La crónica de estos perdedores se abastece de materiales nobles, conocidos, pero todavía vigentes: el mérito de Lumet, a su edad, o tal vez por su edad, es distanciarse de la historia, someterse a un tratamiento de asepsia moral para filmar sin involucrarse en demasía, sin ingresar en la historia toda la mala baba que la vida (tiene ya el hombre muchos años, ya hemos dicho) le ha ido inoculando. Mérito también formidable el del guionista novel, una jovencísima Kelly Masterson, que formula en muy pocos trazos una coreografía abrupta y honrada de personajes al borde siempre del cataclismo moral, enganchados a la vida por mera casualidad, que se entregan a su propia destrucción con pasmosa naturalidad (véase la escena en la que Andy va deshaciendo el inmaculado mobiliario de su casa moderna, cómo va arrojando a la mesa de cristal las piedrecitas, cómo va desmontando la cama, arrojando al suelo los adornos de los muebles)... Inmorales, los personajes atraviesan muchas estancias y en todas van dejando huellas de su perversión ética, de su escaso apego a la bondad inherente de las personas. ¿ La hay?

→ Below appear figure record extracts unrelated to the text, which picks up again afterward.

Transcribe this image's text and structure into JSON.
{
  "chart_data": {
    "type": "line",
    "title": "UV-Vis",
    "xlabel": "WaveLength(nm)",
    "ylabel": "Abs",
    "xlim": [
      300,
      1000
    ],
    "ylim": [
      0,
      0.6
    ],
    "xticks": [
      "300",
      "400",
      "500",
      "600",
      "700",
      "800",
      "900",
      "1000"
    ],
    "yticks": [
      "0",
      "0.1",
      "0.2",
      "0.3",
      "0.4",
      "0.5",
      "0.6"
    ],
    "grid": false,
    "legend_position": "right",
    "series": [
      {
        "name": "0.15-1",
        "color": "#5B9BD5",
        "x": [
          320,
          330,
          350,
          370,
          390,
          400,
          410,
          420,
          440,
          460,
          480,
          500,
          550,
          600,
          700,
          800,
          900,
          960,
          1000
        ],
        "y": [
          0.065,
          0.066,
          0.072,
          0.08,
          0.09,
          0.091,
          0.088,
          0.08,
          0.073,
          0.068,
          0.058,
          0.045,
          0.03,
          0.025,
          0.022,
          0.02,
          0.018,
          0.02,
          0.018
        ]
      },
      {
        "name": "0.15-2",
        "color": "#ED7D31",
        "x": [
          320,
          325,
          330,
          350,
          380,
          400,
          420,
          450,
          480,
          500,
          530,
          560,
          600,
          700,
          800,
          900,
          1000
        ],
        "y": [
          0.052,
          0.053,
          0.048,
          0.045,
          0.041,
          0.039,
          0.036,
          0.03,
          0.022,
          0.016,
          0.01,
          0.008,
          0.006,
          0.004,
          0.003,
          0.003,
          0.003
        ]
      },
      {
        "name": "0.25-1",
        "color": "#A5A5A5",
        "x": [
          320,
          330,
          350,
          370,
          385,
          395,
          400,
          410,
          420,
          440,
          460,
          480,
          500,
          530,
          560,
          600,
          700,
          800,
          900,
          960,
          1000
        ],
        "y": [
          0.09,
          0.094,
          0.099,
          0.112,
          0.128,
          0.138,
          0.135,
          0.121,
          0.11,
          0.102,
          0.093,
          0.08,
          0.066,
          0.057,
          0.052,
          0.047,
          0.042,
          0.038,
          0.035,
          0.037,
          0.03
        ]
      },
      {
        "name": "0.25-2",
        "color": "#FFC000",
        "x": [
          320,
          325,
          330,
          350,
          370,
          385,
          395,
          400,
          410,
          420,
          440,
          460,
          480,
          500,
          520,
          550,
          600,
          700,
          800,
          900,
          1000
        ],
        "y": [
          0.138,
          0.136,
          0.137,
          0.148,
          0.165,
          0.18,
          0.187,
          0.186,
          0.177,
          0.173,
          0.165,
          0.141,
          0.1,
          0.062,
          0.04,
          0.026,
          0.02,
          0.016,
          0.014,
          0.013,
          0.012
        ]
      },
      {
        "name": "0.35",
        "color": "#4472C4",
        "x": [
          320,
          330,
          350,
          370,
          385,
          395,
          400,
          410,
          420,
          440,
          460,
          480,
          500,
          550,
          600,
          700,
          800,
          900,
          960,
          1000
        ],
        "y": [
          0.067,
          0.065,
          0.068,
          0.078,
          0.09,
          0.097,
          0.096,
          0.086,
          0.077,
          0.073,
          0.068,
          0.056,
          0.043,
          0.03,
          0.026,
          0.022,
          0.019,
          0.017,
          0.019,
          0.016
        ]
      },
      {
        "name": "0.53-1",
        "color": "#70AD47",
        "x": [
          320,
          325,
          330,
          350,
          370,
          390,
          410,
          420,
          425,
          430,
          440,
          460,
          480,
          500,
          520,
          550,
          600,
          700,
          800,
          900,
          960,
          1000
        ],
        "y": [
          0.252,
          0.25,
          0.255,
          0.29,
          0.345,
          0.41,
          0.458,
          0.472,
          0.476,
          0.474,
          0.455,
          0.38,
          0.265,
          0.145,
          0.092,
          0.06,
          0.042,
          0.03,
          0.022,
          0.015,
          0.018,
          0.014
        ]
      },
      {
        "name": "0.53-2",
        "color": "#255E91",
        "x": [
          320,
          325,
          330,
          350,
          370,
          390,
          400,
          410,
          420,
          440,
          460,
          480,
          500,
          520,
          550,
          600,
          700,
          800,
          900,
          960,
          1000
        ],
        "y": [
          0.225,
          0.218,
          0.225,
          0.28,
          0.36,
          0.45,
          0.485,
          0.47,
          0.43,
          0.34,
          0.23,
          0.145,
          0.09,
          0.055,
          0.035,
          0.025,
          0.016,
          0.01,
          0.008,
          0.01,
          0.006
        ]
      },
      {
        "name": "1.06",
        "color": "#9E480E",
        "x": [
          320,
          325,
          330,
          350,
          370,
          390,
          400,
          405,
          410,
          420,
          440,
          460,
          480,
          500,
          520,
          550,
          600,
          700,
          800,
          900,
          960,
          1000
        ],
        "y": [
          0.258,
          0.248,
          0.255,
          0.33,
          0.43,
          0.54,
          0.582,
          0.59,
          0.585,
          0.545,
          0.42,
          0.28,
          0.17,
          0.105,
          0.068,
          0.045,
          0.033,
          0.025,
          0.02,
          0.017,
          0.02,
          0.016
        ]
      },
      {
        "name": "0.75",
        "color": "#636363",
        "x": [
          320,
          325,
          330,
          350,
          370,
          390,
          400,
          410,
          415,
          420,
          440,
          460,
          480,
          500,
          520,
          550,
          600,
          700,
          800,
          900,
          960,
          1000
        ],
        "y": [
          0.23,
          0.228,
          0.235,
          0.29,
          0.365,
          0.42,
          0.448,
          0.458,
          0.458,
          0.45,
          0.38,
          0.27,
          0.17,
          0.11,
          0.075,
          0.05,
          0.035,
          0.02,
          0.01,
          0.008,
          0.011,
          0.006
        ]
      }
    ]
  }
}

Tal vez Lumet, en su ocaso, argumente éso: que no somos buenos, que el mal acecha como un virus invisible y que lo tenemos dentro a falta de que la miseria y los problemas nos lo devuelvan íntegro, cabronazo y asesino.

2 comentarios:

Anónimo dijo...

Mucha palabra, aunque muy bien traída. Es una Obra maestra total, Emilio. No hay que ponerle ni un solo pero. Es un rato de cine con mayúsculas. Sidney Lumet no tiene casi noventa años. Es un chaval, coño, un chaval. Qu nos de más de lo mismo, hombre.

Emilio Calvo de Mora dijo...

Esperemos, Martín. Es una película gigantesca, que ganará en el tiempo. tiempos malos, de todas formas, para el negro en el cine.